Another mystery solved: Sidney Crosby's golden goal-scoring hockey stick was bound for St. Petersburg, Russia to become the private property of Sergei Afanasiev, a hockey memorabilia collector.
It was originally reported the stick that Crosby used to beat the United States in last month's Olympic finale was found in Toronto, where it was scheduled to be shipped to St. Petersburg, Russia. Hockey Canada officials said the stick, which went missing for several days, was mistakenly given to an International Ice Hockey Federation representative who was going to have it placed in the IIHF Hall of Fame.
But the IIHF Hall of Fame is not located in Russia. It's part of the Hockey Hall of Fame in Toronto. Turns out the stick was headed to Afanasiev, who is believed to have the world's largest private collection of hockey items.
"Yes, I've got Crosby's stick," Afanasiev told the Pravda newspaper Komsomolskaya. "But it wasn't any kind of larceny.
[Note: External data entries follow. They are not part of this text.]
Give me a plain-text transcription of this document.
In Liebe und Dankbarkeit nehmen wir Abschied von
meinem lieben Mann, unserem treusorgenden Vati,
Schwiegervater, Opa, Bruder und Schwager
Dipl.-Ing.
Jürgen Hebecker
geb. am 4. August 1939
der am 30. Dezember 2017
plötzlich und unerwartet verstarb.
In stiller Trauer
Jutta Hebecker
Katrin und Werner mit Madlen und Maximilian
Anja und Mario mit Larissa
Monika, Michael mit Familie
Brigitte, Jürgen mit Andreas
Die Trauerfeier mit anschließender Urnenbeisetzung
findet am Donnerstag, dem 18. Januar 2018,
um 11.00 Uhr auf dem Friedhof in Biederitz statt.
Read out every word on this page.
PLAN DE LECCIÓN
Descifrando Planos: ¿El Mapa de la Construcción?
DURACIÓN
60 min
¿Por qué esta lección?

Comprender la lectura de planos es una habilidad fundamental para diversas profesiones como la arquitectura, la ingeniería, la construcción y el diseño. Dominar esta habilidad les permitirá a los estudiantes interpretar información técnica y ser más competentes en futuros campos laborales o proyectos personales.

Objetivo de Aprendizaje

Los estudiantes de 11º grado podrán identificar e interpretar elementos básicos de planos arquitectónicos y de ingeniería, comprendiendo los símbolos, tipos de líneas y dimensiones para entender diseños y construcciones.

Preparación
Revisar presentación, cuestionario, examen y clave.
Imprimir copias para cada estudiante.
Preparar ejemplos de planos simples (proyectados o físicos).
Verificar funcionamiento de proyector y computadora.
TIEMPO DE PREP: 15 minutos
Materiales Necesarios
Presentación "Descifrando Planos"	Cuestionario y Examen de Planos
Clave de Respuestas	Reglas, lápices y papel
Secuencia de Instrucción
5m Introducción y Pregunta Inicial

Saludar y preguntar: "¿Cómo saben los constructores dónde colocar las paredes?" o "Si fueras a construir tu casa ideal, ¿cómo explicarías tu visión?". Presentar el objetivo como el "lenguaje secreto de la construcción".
It was a high-ranking official of the International Ice Hockey ruling body who brought me several sticks of several American and Canadian players for my collection after the Olympic final. Crosby's stick was among them.
"But he did not know it was his golden stick."
Afanasiev added the NHL asked him to return the stick.
In an e-mail exchange with the IIHF, its communications director Szymon Szemberg declined to name Afansiev and wrote only that, "There is a collector of hockey artifacts who keeps close ties to the IIHF. This person has a substantial collection of hockey memorabilia which he puts on display whenever there is a major hockey happening in that city … But this is nothing official and has nothing to do with the IIHF's co-operation with the HHoF which is by all means officials and our part of the heritage program."
So why was this collector of hockey artifacts, who has nothing to do with the IIHF's co-operation with the HHoF, getting one of Crosby's Olympic-used sticks?
"The stick - put in the bag by mistake by some Team Canada equipment person - was on its way there (to St. Petersburg), yes," Szemberg wrote. "But it was stopped when the IIHF intervened."